Prematurely born infants often require supplemental oxygen, which can trigger a chronic form of lung injury, and multiple lines of evidence suggest that the GH/IGF1 axis is involved in the regulation and proliferation of lung cells as well as lung tissue repair. Vohlen et al. [10] investigated the regulation of somatotroph action during lung injury in newborn mice and showed a previously unrecognized uncoupling of the GH/IGF1 signaling pathway and differentially regulated GH and IGF1 functions in neonatal lung injury. Specifically, hyperoxia reduced GHR/STAT signaling while increasing IGF1 mRNA and pAKT signaling. Moreover, while GH induced the inflammatory factor interleukin 6 (IL-6), IGF1 had the opposite effect. This study proposed a novel hypothesis involving differential action of GH and IGF1 in neonatal mice exposed to short-term and prolonged hyperoxia, and suggests a potential role for IGF1 as a therapeutic option in lung recovery.

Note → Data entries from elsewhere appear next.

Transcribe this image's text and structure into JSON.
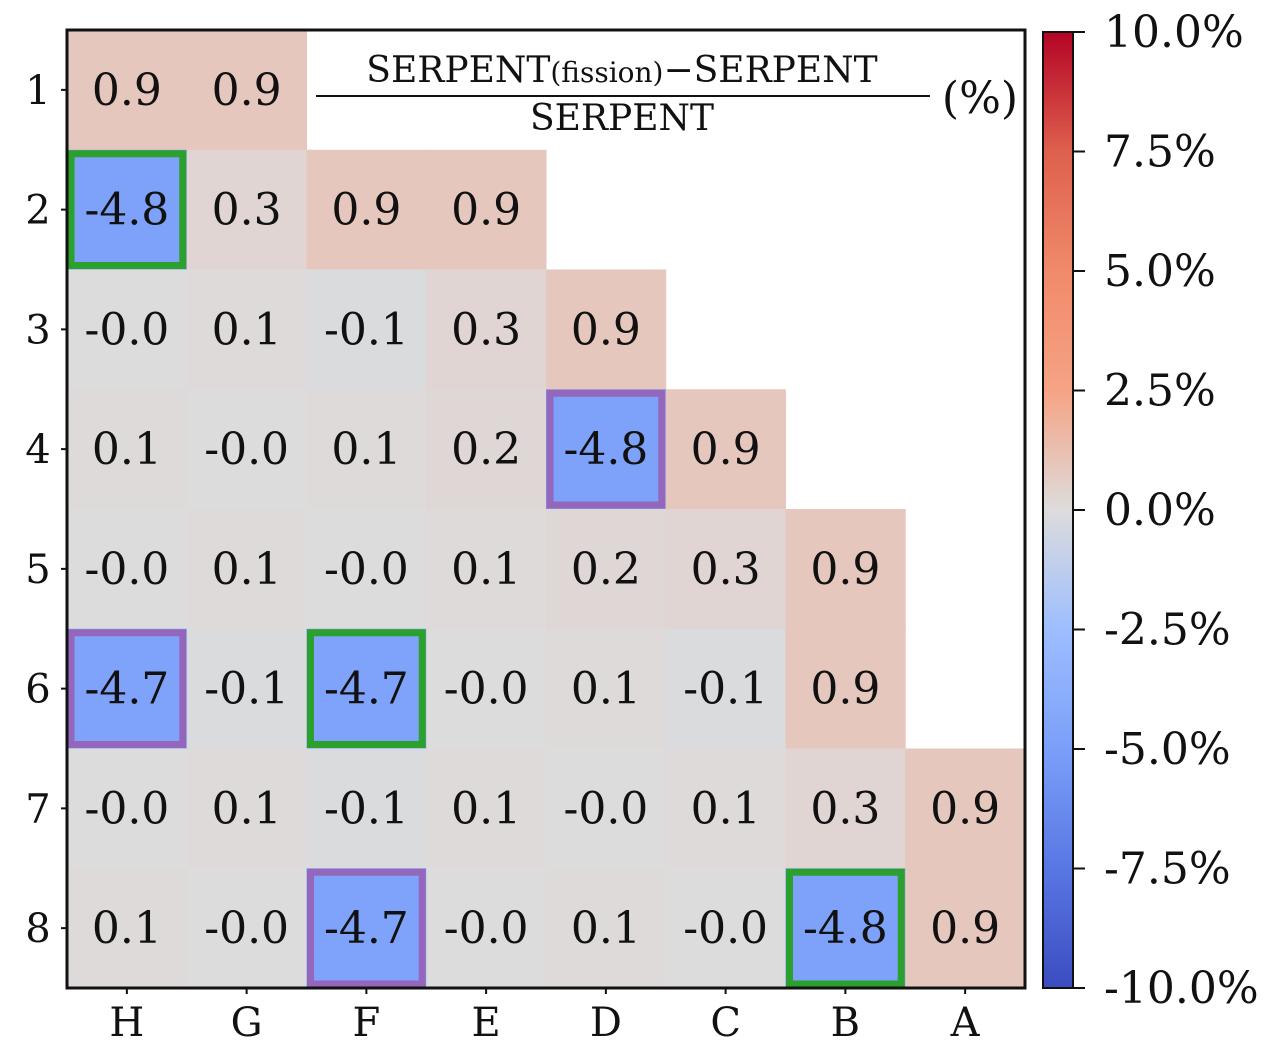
{
  "chart_data": {
    "type": "heatmap",
    "title": {
      "numerator_prefix": "SERPENT",
      "numerator_sub": "(fission)",
      "numerator_suffix": "−SERPENT",
      "denominator": "SERPENT",
      "unit": "(%)"
    },
    "columns": [
      "H",
      "G",
      "F",
      "E",
      "D",
      "C",
      "B",
      "A"
    ],
    "rows": [
      "1",
      "2",
      "3",
      "4",
      "5",
      "6",
      "7",
      "8"
    ],
    "values": [
      [
        0.9,
        0.9,
        null,
        null,
        null,
        null,
        null,
        null
      ],
      [
        -4.8,
        0.3,
        0.9,
        0.9,
        null,
        null,
        null,
        null
      ],
      [
        -0.0,
        0.1,
        -0.1,
        0.3,
        0.9,
        null,
        null,
        null
      ],
      [
        0.1,
        -0.0,
        0.1,
        0.2,
        -4.8,
        0.9,
        null,
        null
      ],
      [
        -0.0,
        0.1,
        -0.0,
        0.1,
        0.2,
        0.3,
        0.9,
        null
      ],
      [
        -4.7,
        -0.1,
        -4.7,
        -0.0,
        0.1,
        -0.1,
        0.9,
        null
      ],
      [
        -0.0,
        0.1,
        -0.1,
        0.1,
        -0.0,
        0.1,
        0.3,
        0.9
      ],
      [
        0.1,
        -0.0,
        -4.7,
        -0.0,
        0.1,
        -0.0,
        -4.8,
        0.9
      ]
    ],
    "labels": [
      [
        "0.9",
        "0.9",
        "",
        "",
        "",
        "",
        "",
        ""
      ],
      [
        "-4.8",
        "0.3",
        "0.9",
        "0.9",
        "",
        "",
        "",
        ""
      ],
      [
        "-0.0",
        "0.1",
        "-0.1",
        "0.3",
        "0.9",
        "",
        "",
        ""
      ],
      [
        "0.1",
        "-0.0",
        "0.1",
        "0.2",
        "-4.8",
        "0.9",
        "",
        ""
      ],
      [
        "-0.0",
        "0.1",
        "-0.0",
        "0.1",
        "0.2",
        "0.3",
        "0.9",
        ""
      ],
      [
        "-4.7",
        "-0.1",
        "-4.7",
        "-0.0",
        "0.1",
        "-0.1",
        "0.9",
        ""
      ],
      [
        "-0.0",
        "0.1",
        "-0.1",
        "0.1",
        "-0.0",
        "0.1",
        "0.3",
        "0.9"
      ],
      [
        "0.1",
        "-0.0",
        "-4.7",
        "-0.0",
        "0.1",
        "-0.0",
        "-4.8",
        "0.9"
      ]
    ],
    "highlights": [
      {
        "row": "2",
        "col": "H",
        "color": "#2ca02c"
      },
      {
        "row": "6",
        "col": "F",
        "color": "#2ca02c"
      },
      {
        "row": "8",
        "col": "B",
        "color": "#2ca02c"
      },
      {
        "row": "4",
        "col": "D",
        "color": "#9467bd"
      },
      {
        "row": "6",
        "col": "H",
        "color": "#9467bd"
      },
      {
        "row": "8",
        "col": "F",
        "color": "#9467bd"
      }
    ],
    "colorbar": {
      "colormap": "coolwarm",
      "range": [
        -10,
        10
      ],
      "ticks": [
        10,
        7.5,
        5,
        2.5,
        0,
        -2.5,
        -5,
        -7.5,
        -10
      ],
      "tick_labels": [
        "10.0%",
        "7.5%",
        "5.0%",
        "2.5%",
        "0.0%",
        "-2.5%",
        "-5.0%",
        "-7.5%",
        "-10.0%"
      ]
    },
    "grid": false,
    "legend": "none"
  }
}
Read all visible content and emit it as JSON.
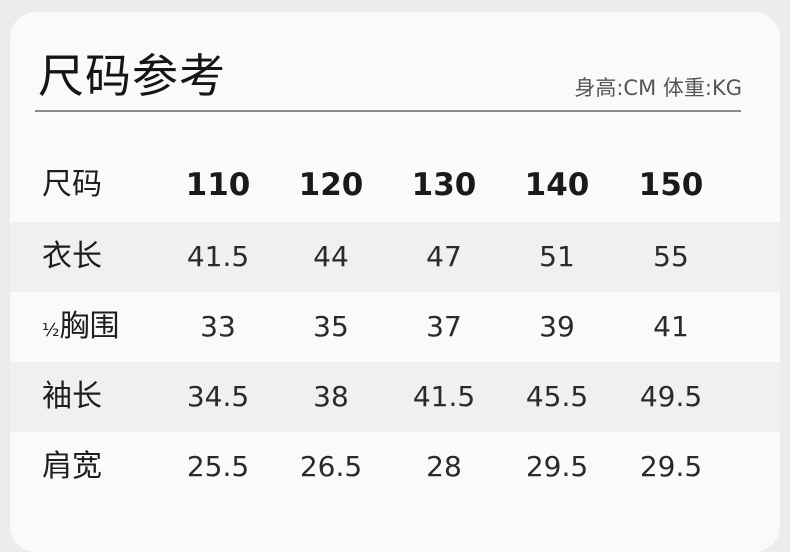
{
  "title": "尺码参考",
  "units": "身高:CM 体重:KG",
  "header": {
    "label": "尺码",
    "sizes": [
      "110",
      "120",
      "130",
      "140",
      "150"
    ]
  },
  "rows": [
    {
      "label": "衣长",
      "values": [
        "41.5",
        "44",
        "47",
        "51",
        "55"
      ]
    },
    {
      "label_prefix": "½",
      "label": "胸围",
      "values": [
        "33",
        "35",
        "37",
        "39",
        "41"
      ]
    },
    {
      "label": "袖长",
      "values": [
        "34.5",
        "38",
        "41.5",
        "45.5",
        "49.5"
      ]
    },
    {
      "label": "肩宽",
      "values": [
        "25.5",
        "26.5",
        "28",
        "29.5",
        "29.5"
      ]
    }
  ]
}
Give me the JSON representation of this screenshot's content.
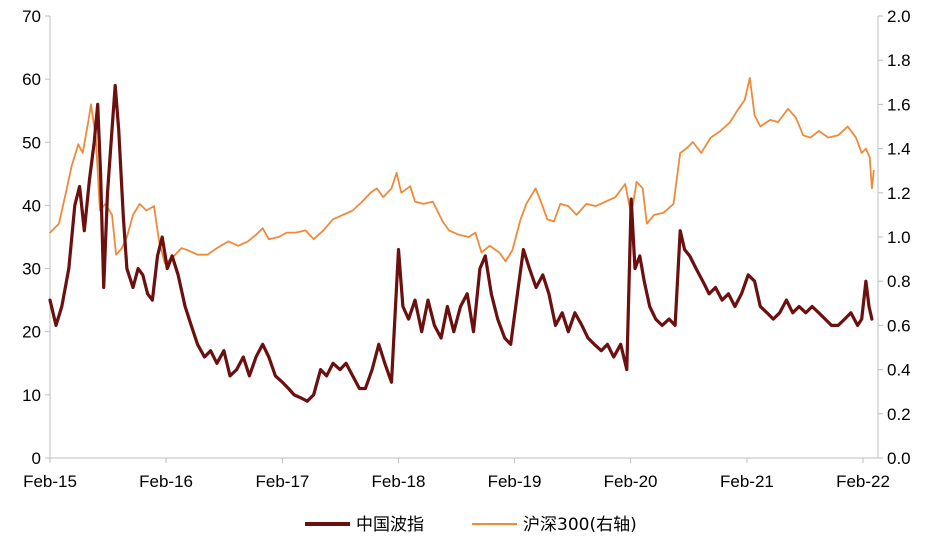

In conclusion, this Special Issue of Cells highlights important new advances in our understanding of the mechanisms of GH/IGF1 regulation. Across very different research areas, these studies provide some clarity on how this axis might impact a wide array of pathological and physiological conditions. We thank all of the contributors to this Special Issue of Cells and thank the journal’s staff members for their editorial support.